When this proposal was announced last year, NAFCU expressed concerns about the harm it could cause credit unions. "Credit unions already take great care in resolving their members' complaints directly," said NAFCU Director of Regulatory Affairs Alicia Nealon. "NAFCU believes this new policy will not only present system-wide reputational risks to credit unions, but will also provide an incomplete picture of the actual circumstances of the complaint. NAFCU is concerned these effects will make the complaint process more complicated and confusing for consumers and institutions."

When consumers file a complaint via the CFPB database, they enter information such as who they are, who the complaint is against and when it occurred. They can also describe the complaint in more detail if they choose. The bureau then forwards this information to the company for a response and keeps the consumer updated.

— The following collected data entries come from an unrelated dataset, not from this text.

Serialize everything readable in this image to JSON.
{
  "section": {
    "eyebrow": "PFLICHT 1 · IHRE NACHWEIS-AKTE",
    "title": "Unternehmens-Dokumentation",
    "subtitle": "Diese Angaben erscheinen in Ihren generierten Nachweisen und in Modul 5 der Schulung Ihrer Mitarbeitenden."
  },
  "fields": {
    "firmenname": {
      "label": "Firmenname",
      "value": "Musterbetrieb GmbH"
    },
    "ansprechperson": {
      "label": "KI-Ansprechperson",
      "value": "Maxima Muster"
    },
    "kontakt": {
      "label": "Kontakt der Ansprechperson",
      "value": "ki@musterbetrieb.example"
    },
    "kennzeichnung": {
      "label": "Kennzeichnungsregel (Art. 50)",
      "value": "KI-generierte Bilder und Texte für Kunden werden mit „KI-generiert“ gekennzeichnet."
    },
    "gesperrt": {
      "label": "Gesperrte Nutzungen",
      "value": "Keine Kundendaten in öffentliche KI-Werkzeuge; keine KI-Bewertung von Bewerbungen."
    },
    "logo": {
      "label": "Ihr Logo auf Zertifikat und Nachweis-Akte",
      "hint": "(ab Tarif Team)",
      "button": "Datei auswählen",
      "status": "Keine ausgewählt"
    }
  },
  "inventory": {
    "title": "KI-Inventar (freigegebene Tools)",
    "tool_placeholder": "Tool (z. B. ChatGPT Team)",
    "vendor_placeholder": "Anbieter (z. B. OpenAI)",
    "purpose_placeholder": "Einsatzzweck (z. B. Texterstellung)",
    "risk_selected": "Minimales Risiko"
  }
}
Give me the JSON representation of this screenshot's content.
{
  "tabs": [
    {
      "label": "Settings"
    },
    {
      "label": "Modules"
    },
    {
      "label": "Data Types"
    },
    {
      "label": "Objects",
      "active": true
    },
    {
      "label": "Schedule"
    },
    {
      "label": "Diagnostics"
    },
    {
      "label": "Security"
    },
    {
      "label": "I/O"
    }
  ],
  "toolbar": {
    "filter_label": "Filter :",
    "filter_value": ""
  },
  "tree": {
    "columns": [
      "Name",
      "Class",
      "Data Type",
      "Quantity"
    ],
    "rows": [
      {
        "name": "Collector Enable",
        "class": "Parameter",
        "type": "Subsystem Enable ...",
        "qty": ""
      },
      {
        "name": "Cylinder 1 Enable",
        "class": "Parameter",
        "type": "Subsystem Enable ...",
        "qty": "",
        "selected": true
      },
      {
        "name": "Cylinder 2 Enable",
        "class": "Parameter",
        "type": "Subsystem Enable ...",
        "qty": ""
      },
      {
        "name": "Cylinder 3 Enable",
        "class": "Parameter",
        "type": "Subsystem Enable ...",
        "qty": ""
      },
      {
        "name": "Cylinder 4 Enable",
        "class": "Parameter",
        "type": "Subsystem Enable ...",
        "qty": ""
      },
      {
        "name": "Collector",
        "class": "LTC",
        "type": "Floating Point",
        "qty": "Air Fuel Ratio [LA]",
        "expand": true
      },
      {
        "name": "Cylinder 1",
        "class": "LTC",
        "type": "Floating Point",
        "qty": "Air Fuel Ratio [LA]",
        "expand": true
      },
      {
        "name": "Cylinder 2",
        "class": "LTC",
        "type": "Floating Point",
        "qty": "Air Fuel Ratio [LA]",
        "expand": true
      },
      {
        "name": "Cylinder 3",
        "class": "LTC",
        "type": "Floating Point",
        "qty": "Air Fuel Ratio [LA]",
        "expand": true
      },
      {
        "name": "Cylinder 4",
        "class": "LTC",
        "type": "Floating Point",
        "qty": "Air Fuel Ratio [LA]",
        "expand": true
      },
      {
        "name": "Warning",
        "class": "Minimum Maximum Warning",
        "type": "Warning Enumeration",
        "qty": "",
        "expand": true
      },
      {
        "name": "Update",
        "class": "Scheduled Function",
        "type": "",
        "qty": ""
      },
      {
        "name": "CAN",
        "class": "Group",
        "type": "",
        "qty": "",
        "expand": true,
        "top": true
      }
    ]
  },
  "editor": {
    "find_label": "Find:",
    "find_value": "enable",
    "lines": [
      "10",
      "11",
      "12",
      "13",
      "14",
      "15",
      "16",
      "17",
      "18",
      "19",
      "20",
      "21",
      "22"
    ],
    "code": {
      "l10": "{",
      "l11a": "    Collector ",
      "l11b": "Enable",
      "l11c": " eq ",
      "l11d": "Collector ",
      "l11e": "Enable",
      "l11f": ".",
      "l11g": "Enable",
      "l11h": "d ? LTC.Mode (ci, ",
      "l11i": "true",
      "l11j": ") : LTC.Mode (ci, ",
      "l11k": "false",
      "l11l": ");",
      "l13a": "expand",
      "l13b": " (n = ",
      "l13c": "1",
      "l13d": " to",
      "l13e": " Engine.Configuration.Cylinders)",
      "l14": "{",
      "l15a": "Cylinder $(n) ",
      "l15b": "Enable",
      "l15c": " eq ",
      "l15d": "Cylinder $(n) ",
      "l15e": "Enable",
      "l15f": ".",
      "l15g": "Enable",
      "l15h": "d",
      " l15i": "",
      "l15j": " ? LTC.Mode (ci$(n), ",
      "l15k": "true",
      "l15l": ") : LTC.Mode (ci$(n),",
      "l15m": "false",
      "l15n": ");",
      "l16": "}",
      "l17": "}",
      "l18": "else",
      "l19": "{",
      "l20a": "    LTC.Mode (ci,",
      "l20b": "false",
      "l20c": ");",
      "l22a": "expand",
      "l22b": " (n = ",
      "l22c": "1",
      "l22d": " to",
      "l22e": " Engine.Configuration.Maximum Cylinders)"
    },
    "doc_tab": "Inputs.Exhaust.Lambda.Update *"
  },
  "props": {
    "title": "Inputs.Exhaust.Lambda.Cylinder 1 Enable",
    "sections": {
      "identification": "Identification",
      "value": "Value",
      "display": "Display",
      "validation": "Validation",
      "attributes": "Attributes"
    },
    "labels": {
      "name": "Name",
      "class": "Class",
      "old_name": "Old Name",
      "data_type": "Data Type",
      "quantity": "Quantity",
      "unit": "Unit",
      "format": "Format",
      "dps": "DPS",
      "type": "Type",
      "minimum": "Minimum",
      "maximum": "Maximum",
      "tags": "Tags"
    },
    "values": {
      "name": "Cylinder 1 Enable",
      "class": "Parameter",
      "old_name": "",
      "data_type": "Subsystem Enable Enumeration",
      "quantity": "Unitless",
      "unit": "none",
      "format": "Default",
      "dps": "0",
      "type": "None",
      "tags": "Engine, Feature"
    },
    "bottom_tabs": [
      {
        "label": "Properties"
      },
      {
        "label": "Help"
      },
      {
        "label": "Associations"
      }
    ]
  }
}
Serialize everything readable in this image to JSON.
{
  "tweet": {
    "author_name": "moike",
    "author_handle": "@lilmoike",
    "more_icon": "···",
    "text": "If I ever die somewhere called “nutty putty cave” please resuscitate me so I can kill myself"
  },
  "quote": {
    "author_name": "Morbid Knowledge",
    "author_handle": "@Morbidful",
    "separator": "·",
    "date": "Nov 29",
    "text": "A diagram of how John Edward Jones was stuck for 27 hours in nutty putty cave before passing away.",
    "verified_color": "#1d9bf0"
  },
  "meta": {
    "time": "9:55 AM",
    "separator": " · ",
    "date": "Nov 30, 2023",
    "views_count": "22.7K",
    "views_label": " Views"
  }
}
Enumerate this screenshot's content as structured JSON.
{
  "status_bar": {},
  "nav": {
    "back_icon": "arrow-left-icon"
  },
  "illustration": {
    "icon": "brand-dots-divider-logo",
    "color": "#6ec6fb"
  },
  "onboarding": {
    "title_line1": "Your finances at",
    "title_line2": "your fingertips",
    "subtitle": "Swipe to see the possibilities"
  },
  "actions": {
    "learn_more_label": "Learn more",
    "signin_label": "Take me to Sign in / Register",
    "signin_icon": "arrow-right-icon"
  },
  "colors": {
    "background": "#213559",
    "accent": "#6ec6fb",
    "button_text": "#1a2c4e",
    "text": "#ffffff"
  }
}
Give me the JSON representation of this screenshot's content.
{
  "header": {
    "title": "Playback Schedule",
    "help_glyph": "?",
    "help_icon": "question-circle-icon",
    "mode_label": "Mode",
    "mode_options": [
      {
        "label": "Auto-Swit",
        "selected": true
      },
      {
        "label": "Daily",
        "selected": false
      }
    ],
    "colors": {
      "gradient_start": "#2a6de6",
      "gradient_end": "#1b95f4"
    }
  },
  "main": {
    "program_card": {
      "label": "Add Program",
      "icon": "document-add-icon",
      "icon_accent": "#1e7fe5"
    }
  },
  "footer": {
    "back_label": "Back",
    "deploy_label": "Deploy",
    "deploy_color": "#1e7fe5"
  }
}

As of yesterday, consumers who submit a complaint can now opt in to share their narratives. CFPB has put in place certain safeguards for both financial companies and consumers regarding this new system, including:

  • consumers must opt in to share their stories;
  • consumers' personal information will be removed from narratives;
  • companies receiving complaints can choose from a list of responses to publish and have 180 days to do so;
  • consumers can opt out anytime; and
  • complaints must follow certain criteria to qualify for publication, including a confirmed relationship between the consumer and financial company.

The bureau is also seeking input from the public on how it can collect and share consumers' positive interactions with financial companies.